Reggina, Foti torni dall'Australia con la pelle dell'orso. Ed in provincia si inizia a fare sul serio

fotiinsultadi Paolo Ficara - Qui o si fa l'Italia, o si muore. Volendo mettere la Reggina al posto della patria, per poi attribuire la frase a Lillo Foti immaginandolo nelle vesti di un Garibaldi col sigaro, potremmo riassumere senza grossi sforzi giornalistici i contenuti dei dialoghi che intercorrono attualmente in Australia. L'eventuale buon esito del lungo viaggio, l'ingresso di uno o più soci all'interno del cda, la sopravvivenza del club a prescindere dall'esito della stagione agonistica: tutti argomenti sui quali rimarrà una nube d'incertezza, fino al ritorno sul suolo calabrese dell'attuale azionista di maggioranza. Se non oltre.

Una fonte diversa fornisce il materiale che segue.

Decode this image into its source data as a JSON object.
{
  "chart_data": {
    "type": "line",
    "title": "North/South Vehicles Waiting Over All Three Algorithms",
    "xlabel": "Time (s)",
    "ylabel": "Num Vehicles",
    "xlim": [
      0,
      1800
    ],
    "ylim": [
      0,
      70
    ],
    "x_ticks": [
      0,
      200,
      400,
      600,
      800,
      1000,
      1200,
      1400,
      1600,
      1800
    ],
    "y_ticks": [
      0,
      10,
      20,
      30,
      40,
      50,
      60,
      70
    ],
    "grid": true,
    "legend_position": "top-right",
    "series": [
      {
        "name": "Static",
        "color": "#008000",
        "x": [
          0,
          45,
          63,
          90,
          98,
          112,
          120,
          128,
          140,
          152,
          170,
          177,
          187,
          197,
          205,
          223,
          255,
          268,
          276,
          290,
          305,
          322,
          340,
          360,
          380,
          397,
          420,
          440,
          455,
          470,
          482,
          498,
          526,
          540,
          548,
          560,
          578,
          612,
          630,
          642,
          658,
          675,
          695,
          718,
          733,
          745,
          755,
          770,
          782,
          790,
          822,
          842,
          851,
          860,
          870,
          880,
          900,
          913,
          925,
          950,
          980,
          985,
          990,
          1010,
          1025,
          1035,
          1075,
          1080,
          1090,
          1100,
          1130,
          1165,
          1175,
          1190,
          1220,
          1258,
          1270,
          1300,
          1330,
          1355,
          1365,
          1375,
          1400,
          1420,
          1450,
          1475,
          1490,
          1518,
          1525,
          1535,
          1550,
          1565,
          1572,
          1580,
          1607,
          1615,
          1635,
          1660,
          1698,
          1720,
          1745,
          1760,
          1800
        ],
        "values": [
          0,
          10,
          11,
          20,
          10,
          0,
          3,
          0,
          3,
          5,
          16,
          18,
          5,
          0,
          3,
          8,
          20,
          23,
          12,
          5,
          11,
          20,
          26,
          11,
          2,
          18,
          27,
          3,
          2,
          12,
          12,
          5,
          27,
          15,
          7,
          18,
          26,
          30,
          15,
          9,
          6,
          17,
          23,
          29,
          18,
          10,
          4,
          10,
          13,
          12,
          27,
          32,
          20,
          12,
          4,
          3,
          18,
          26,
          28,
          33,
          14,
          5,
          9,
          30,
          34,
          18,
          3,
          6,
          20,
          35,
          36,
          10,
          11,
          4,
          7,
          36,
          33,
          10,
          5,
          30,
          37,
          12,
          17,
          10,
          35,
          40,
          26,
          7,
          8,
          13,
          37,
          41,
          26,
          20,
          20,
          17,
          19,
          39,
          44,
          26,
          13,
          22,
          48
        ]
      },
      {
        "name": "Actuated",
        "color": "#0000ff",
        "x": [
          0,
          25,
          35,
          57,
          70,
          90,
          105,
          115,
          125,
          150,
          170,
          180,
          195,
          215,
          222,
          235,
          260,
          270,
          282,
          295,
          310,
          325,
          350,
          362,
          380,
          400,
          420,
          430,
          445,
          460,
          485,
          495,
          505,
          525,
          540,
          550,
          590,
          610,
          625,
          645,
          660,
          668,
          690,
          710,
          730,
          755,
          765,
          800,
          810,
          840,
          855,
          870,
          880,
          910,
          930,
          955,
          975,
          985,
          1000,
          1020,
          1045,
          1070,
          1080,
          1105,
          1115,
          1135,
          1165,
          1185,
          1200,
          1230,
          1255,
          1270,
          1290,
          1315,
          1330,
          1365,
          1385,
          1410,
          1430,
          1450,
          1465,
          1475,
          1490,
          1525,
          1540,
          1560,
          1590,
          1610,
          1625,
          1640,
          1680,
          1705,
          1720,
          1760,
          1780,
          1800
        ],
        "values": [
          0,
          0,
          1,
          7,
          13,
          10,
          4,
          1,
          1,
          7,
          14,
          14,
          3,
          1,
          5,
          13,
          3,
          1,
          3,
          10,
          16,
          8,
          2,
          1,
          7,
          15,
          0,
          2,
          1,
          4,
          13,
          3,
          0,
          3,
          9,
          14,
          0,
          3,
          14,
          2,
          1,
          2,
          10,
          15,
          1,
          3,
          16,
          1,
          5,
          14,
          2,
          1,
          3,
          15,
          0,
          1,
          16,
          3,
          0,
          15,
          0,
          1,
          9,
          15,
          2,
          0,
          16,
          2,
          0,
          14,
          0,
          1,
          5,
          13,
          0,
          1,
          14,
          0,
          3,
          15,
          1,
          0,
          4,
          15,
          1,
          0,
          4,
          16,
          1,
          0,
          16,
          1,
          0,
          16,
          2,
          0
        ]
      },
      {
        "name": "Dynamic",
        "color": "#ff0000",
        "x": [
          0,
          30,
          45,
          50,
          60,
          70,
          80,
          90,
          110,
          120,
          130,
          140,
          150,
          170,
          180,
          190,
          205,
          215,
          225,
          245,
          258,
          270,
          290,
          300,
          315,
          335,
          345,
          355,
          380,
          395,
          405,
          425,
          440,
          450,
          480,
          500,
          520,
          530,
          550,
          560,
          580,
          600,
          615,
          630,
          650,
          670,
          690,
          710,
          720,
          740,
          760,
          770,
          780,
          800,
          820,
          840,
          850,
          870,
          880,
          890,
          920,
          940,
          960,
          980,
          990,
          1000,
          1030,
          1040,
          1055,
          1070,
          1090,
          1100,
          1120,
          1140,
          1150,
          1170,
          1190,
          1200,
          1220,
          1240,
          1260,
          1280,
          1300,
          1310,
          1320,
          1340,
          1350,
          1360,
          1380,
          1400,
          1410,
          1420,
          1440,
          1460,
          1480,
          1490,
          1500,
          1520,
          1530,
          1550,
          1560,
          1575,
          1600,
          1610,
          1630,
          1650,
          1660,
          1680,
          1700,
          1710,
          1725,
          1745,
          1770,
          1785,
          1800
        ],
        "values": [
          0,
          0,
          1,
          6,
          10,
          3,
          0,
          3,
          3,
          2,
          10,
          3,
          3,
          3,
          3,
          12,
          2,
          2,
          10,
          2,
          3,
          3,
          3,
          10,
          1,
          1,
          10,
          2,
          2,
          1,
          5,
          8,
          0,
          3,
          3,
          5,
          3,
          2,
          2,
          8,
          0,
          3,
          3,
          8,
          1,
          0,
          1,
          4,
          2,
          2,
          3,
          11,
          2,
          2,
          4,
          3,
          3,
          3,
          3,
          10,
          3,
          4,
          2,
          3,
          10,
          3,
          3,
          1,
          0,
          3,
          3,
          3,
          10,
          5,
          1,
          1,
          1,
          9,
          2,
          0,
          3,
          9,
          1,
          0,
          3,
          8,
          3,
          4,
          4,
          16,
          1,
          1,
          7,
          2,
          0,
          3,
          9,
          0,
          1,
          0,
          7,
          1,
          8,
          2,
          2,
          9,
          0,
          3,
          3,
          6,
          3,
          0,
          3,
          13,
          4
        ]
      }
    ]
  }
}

Convincere un solo soggetto ad investire in una società calcistica militante in una categoria priva di particolari introiti, con un pesante fardello debitorio sulle spalle e col tangibile rischio di trasformarsi, tra circa 80 giorni, da s.p.a. a s.r.l. con l'eventuale perdita del parco calciatori in caso di retrocessione in D e mancato ripescaggio, non è cosa semplice. Se poi gli interlocutori sono addirittura 10 (a tale numero arriverebbe la cordata australiana, capeggiata comunque da uno o due soggetti al massimo), una fumata bianca rappresenterebbe un successo economico superiore alla famosa cessione di Rolando Bianchi al Manchester City per 15 milioni.

Di sicuro, se Foti si è sobbarcato un tragitto aereo così lungo nonostante i noti malesseri alla schiena, la certezza di tornare a casa almeno con un contributo minimo ce l'ha. Un po' per la sua voglia di non lasciare il mondo del calcio (anche senza il giocattolo Reggina, avrebbe comunque le porte aperte per amministrare un club al nord Italia), un po' per quel barlume di lucidità che difficilmente consentirà ai suoi interlocutori di accollarsi l'intero pacchetto azionario di una società in enorme crisi economica, dovrebbe rimanere o come presidente o comunque con un ruolo di comando.

Non è abitudine della Reggina targata Foti, vendere la pelle dell'orso prima di averlo ammazzato. Attorno ai contatti con questi imprenditori italo-australiani, ad oggi senza un nome, il chiacchiericcio è gonfiato al punto da dimenticarsi delle prestazioni scandalose di una squadra che tutto sta facendo, tranne che il proprio dovere. La speranza di tutti è che si concretizzi almeno un'iniezione di liquidità, fermo restando che tamponerebbe l'emorragia finanziaria non di certo in eterno. Se ciò non dovesse accadere, bisogna prepararsi ad altri scenari.

Esistono, eccome se esistono, gli imprenditori del territorio pronti ad assumere le redini della principale nonché storica squadra calcistica di Reggio Calabria. Certo, nessuno è talmente "innamorato" da prendersi in carico l'attuale Reggina Calcio 1986. Qualora la pista australiana non si concretizzasse o in questa settimana, o da qui a giugno, c'è già chi sta organizzando in silenzio e con notevole serietà delle mini-cordate pronte a raccogliere il testimone (leggi titolo sportivo). La maggiore concretezza potrebbe giungere dalla provincia.

Da parte nostra, sarebbe troppo crudele esprimerci su quale male sia minore: proseguire il percorso di questa Reggina Calcio 1986, destinata prima o poi ad implodere, o ripartire subito da zero?